1. Nessun governo nelle democrazie parlamentari è mai eletto dal popolo. Non esiste neppure nessun Primo ministro eletto dal popolo. I governi nascono in Parlamento, lì possono fisiologicamente morire e essere sostituiti secondo la Costituzione, i precedenti, le tradizioni. Scrivere, come ha fatto Antonio Polito “Il Corriere della Sera” (17 febbraio 2018, p.1): “dobbiamo infatti prepararci al quinto governo di fila non scelto dagli elettori nelle urne, ma costruito in Parlamento”, non solo induce a fare erroneamente credere che i governi siano per l’appunto scelti dagli elettori, ma delegittima previamente il prossimo governo che sarà proprio “costruito in Parlamento”.
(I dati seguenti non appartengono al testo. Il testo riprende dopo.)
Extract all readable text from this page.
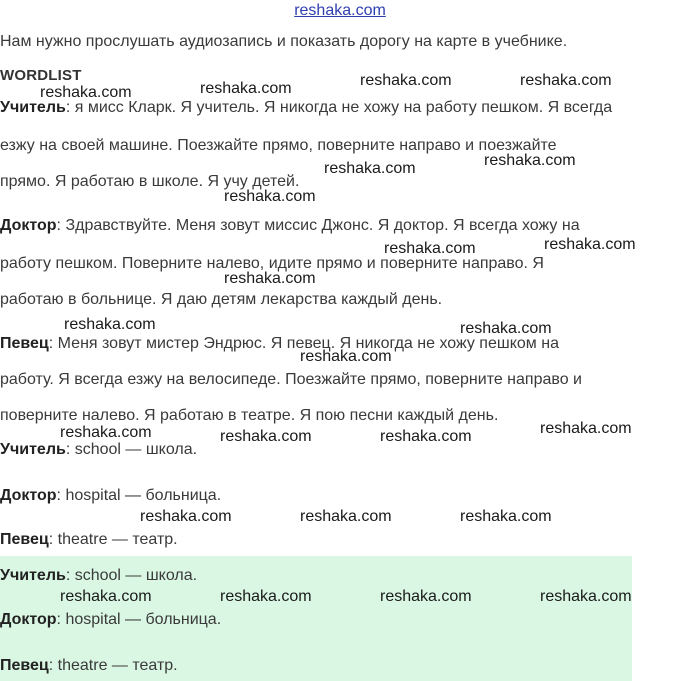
reshaka.com
Нам нужно прослушать аудиозапись и показать дорогу на карте в учебнике.
WORDLIST
Учитель: я мисс Кларк. Я учитель. Я никогда не хожу на работу пешком. Я всегда
езжу на своей машине. Поезжайте прямо, поверните направо и поезжайте
прямо. Я работаю в школе. Я учу детей.
Доктор: Здравствуйте. Меня зовут миссис Джонс. Я доктор. Я всегда хожу на
работу пешком. Поверните налево, идите прямо и поверните направо. Я
работаю в больнице. Я даю детям лекарства каждый день.
Певец: Меня зовут мистер Эндрюс. Я певец. Я никогда не хожу пешком на
работу. Я всегда езжу на велосипеде. Поезжайте прямо, поверните направо и
поверните налево. Я работаю в театре. Я пою песни каждый день.
Учитель: school — школа.
Доктор: hospital — больница.
Певец: theatre — театр.
Учитель: school — школа.
Доктор: hospital — больница.
Певец: theatre — театр.
reshaka.com	reshaka.com	reshaka.com	reshaka.com
reshaka.com	reshaka.com
reshaka.com
reshaka.com	reshaka.com
reshaka.com
reshaka.com	reshaka.com
reshaka.com
reshaka.com	reshaka.com	reshaka.com	reshaka.com
reshaka.com	reshaka.com	reshaka.com
reshaka.com	reshaka.com	reshaka.com	reshaka.com
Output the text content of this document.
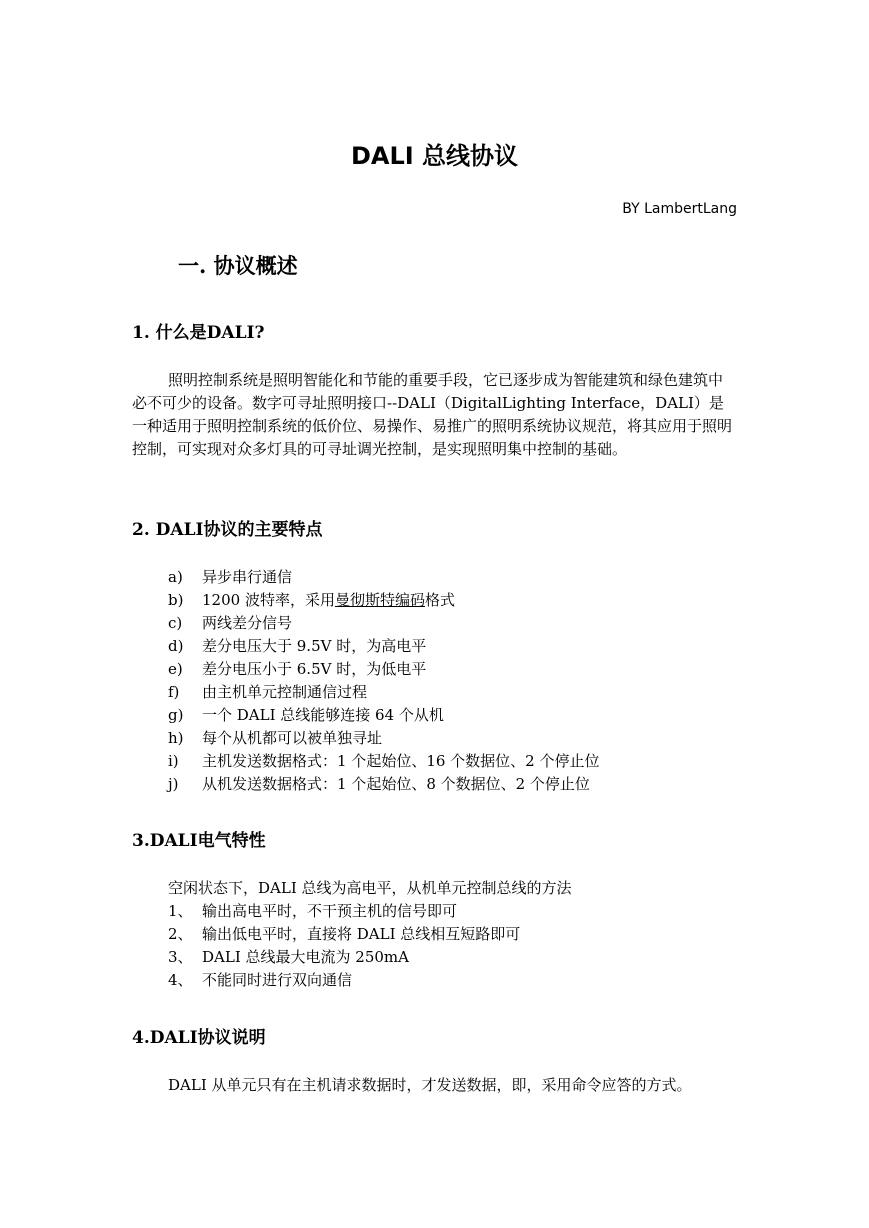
DALI 总线协议

BY LambertLang

一. 协议概述
1. 什么是DALI?

照明控制系统是照明智能化和节能的重要手段，它已逐步成为智能建筑和绿色建筑中必不可少的设备。数字可寻址照明接口--DALI（DigitalLighting Interface，DALI）是一种适用于照明控制系统的低价位、易操作、易推广的照明系统协议规范，将其应用于照明控制，可实现对众多灯具的可寻址调光控制，是实现照明集中控制的基础。

2. DALI协议的主要特点
a) 异步串行通信
b) 1200 波特率，采用曼彻斯特编码格式
c) 两线差分信号
d) 差分电压大于 9.5V 时，为高电平
e) 差分电压小于 6.5V 时，为低电平
f) 由主机单元控制通信过程
g) 一个 DALI 总线能够连接 64 个从机
h) 每个从机都可以被单独寻址
i) 主机发送数据格式：1 个起始位、16 个数据位、2 个停止位
j) 从机发送数据格式：1 个起始位、8 个数据位、2 个停止位
3.DALI电气特性

空闲状态下，DALI 总线为高电平，从机单元控制总线的方法

1、 输出高电平时，不干预主机的信号即可
2、 输出低电平时，直接将 DALI 总线相互短路即可
3、 DALI 总线最大电流为 250mA
4、 不能同时进行双向通信
4.DALI协议说明

DALI 从单元只有在主机请求数据时，才发送数据，即，采用命令应答的方式。
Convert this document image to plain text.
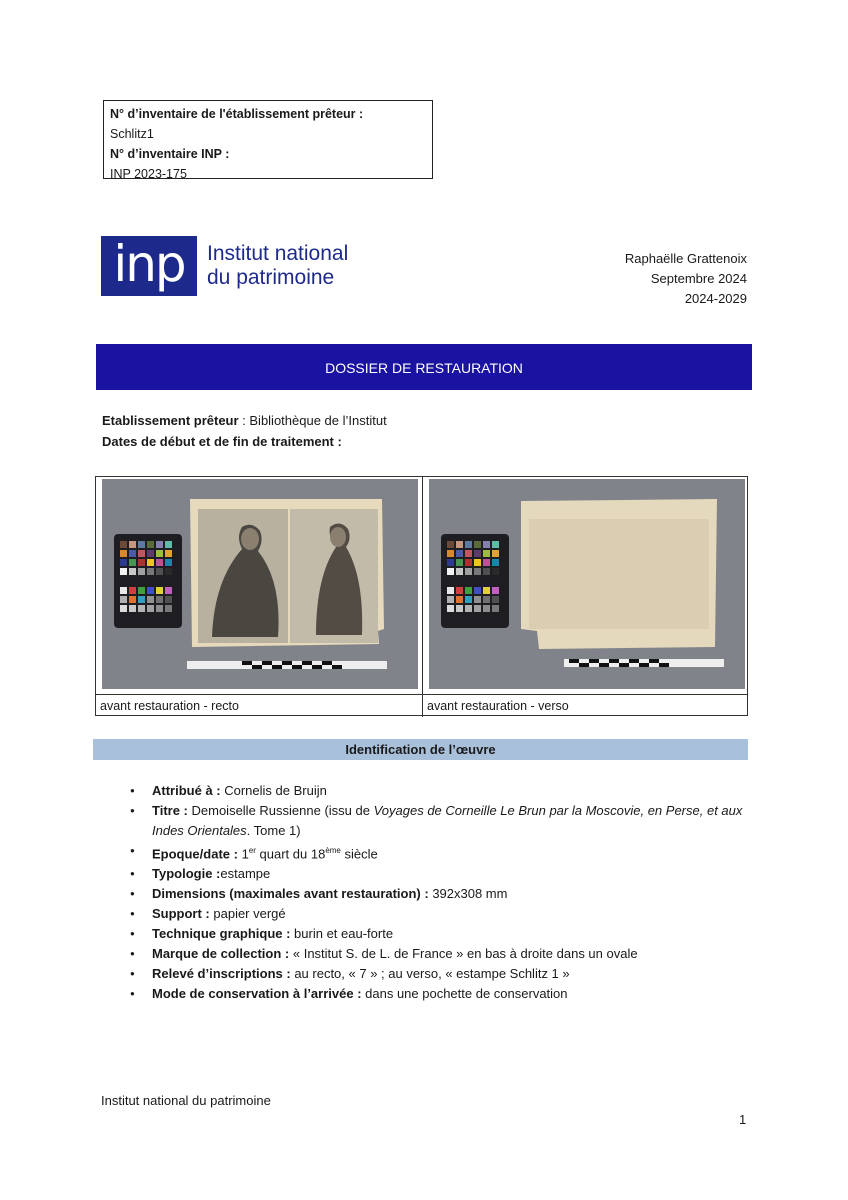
N° d’inventaire de l'établissement prêteur :
Schlitz1
N° d’inventaire INP :
INP 2023-175
inp	Institut national
du patrimoine
Raphaëlle Grattenoix
Septembre 2024
2024-2029
DOSSIER DE RESTAURATION
Etablissement prêteur : Bibliothèque de l’Institut
Dates de début et de fin de traitement :
avant restauration - recto	avant restauration - verso
Identification de l’œuvre
● Attribué à : Cornelis de Bruijn
● Titre : Demoiselle Russienne (issu de Voyages de Corneille Le Brun par la Moscovie, en Perse, et aux Indes Orientales. Tome 1)
● Epoque/date : 1er quart du 18ème siècle
● Typologie :estampe
● Dimensions (maximales avant restauration) : 392x308 mm
● Support : papier vergé
● Technique graphique : burin et eau-forte
● Marque de collection : « Institut S. de L. de France » en bas à droite dans un ovale
● Relevé d’inscriptions : au recto, « 7 » ; au verso, « estampe Schlitz 1 »
● Mode de conservation à l’arrivée : dans une pochette de conservation
Institut national du patrimoine
1
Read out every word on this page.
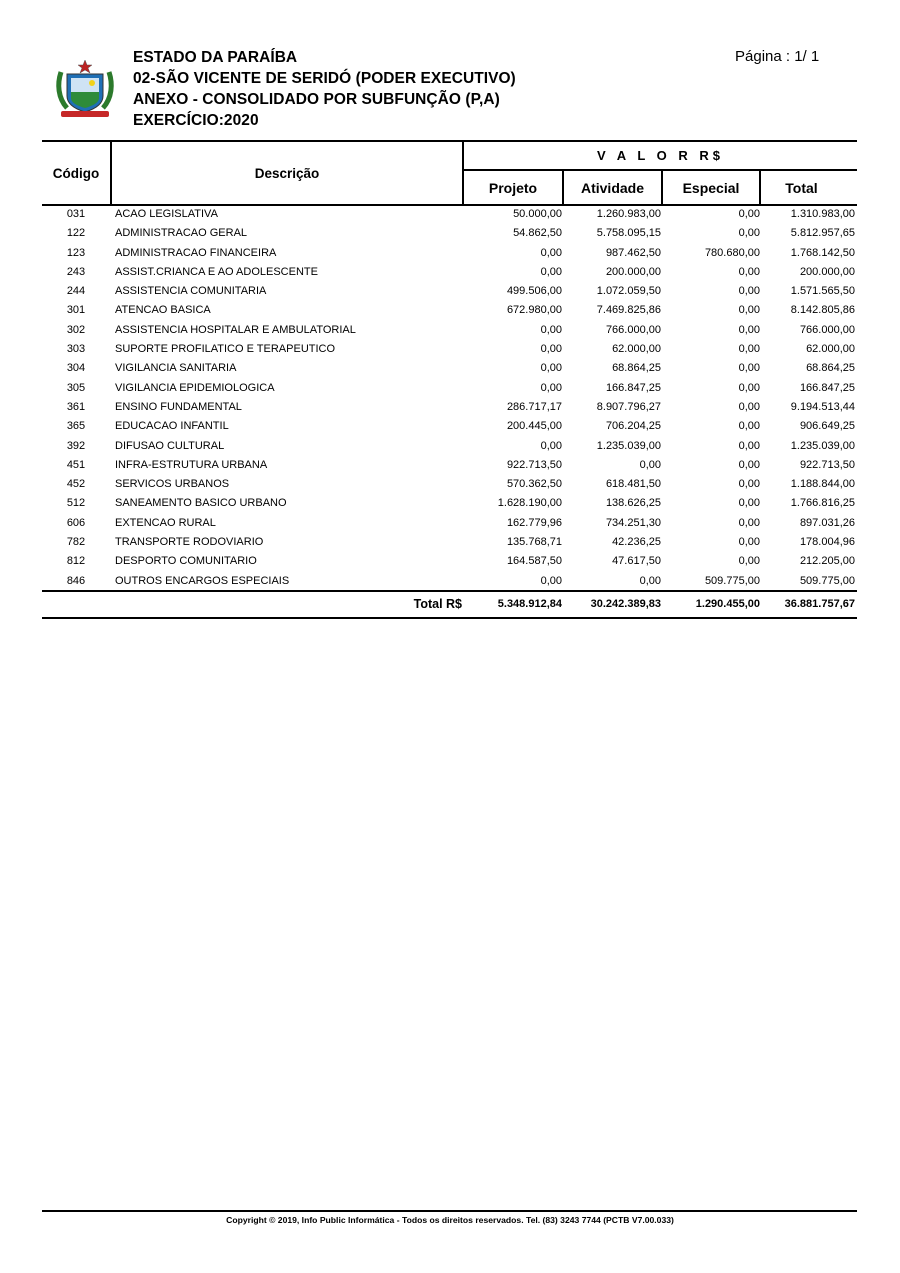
ESTADO DA PARAÍBA
02-SÃO VICENTE DE SERIDÓ (PODER EXECUTIVO)
ANEXO - CONSOLIDADO POR SUBFUNÇÃO (P,A)
EXERCÍCIO:2020
Página : 1/ 1
Código	Descrição
V A L O R R$
Projeto	Atividade	Especial	Total
031	ACAO LEGISLATIVA	50.000,00	1.260.983,00	0,00	1.310.983,00
122	ADMINISTRACAO GERAL	54.862,50	5.758.095,15	0,00	5.812.957,65
123	ADMINISTRACAO FINANCEIRA	0,00	987.462,50	780.680,00	1.768.142,50
243	ASSIST.CRIANCA E AO ADOLESCENTE	0,00	200.000,00	0,00	200.000,00
244	ASSISTENCIA COMUNITARIA	499.506,00	1.072.059,50	0,00	1.571.565,50
301	ATENCAO BASICA	672.980,00	7.469.825,86	0,00	8.142.805,86
302	ASSISTENCIA HOSPITALAR E AMBULATORIAL	0,00	766.000,00	0,00	766.000,00
303	SUPORTE PROFILATICO E TERAPEUTICO	0,00	62.000,00	0,00	62.000,00
304	VIGILANCIA SANITARIA	0,00	68.864,25	0,00	68.864,25
305	VIGILANCIA EPIDEMIOLOGICA	0,00	166.847,25	0,00	166.847,25
361	ENSINO FUNDAMENTAL	286.717,17	8.907.796,27	0,00	9.194.513,44
365	EDUCACAO INFANTIL	200.445,00	706.204,25	0,00	906.649,25
392	DIFUSAO CULTURAL	0,00	1.235.039,00	0,00	1.235.039,00
451	INFRA-ESTRUTURA URBANA	922.713,50	0,00	0,00	922.713,50
452	SERVICOS URBANOS	570.362,50	618.481,50	0,00	1.188.844,00
512	SANEAMENTO BASICO URBANO	1.628.190,00	138.626,25	0,00	1.766.816,25
606	EXTENCAO RURAL	162.779,96	734.251,30	0,00	897.031,26
782	TRANSPORTE RODOVIARIO	135.768,71	42.236,25	0,00	178.004,96
812	DESPORTO COMUNITARIO	164.587,50	47.617,50	0,00	212.205,00
846	OUTROS ENCARGOS ESPECIAIS	0,00	0,00	509.775,00	509.775,00
Total R$	5.348.912,84	30.242.389,83	1.290.455,00 36.881.757,67
Copyright © 2019, Info Public Informática - Todos os direitos reservados. Tel. (83) 3243 7744 (PCTB V7.00.033)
2. Non siamo affatto “tornati” alla proporzionale (quale proporzionale visto che ne esistono molte varianti?). La legge Rosato non ha quasi nulla in comune con la legge elettorale proporzionale usata in Italia dal 1948 al 1992. Sia la legge Calderoli (Porcellum) sia la legge Renzi-Boschi (Italicum) erano leggi proporzionali con premio di maggioranza, nient’affatto leggi maggioritarie come quella inglese e come il doppio turno francese in collegi uninominali. Con il suo 33 percento di seggi assegnati in collegi uninominali sia alla Camera sia al Senato ai candidati che ottengono almeno un voto in più dei concorrenti, la legge Rosato è di gran lunga meno proporzionale delle leggi che l’hanno preceduta. Per molte ragioni rimane pessima, ma non configura nessun ritorno a nessuna imprecisata “proporzionale”.

Foto Fabio Cimaglia

3. Non esiste nessun trade-off, nessuno scambio fra rappresentanza e governabilità. Meno che mai si può credere che la mai chiaramente definita governabilità si acquisisca comprimendo e riducendo la rappresentanza. Al contrario, da una migliore rappresentanza scaturisce la governabilità. Naturalmente, governabilità non significa, non è, non discende dal governo di un solo partito dotato di una maggioranza parlamentare gonfiata da un premio elettorale. Quanto alla rappresentanza politica, essa non è mai “lo specchio del paese”. Non è rappresentanza sociologica, comunque impossibile da conseguire e neppure da perseguire, ma è rappresentanza elettiva con gli eletti che hanno piena consapevolezza di doversi fare portatori delle preferenze politiche e sociali degli elettori. Non sono uomini e donne scelti/ e nominati/e per essere obbedienti esecutori/trici delle decisioni dei capi partito e capi corrente (uno dei punti cardine della legge Rosato, non adeguatamente criticato) con la conseguenza probabile che quei parlamentari si sposteranno in corso d’opera verso quei capi partito in grado di garantire la loro rielezione. Déjà vu, déjà fait: trasformismo, il preminente e persistente contributo italiano alla storia dei vizi del parlamentarismo.

4. No, nelle riforme costituzionali bocciate da quasi il 60 per cento degli elettori il 4 dicembre 2016 non c’era nessun meccanismo di potenziamento del governo (che, incidentalmente, avrebbe comunque anche richiesto una ridefinizione dei checks and balances, dei freni e contrappesi che sono l’essenza delle democrazie liberali) , nulla che assomigliasse al voto di sfiducia costruttivo che, per l’appunto, dà potere al capo del governo al tempo stesso che ne dà al Parlamento. Piangere sul referendum perduto asserendo che avrebbe dato slancio ad una nuova fase della politica italiana non solo non serve a niente, ma non consente di capire quanto sbagliate fossero quelle riforme e quanto necessario sia riflettere sulla possibilità/praticabilità di riforme migliori.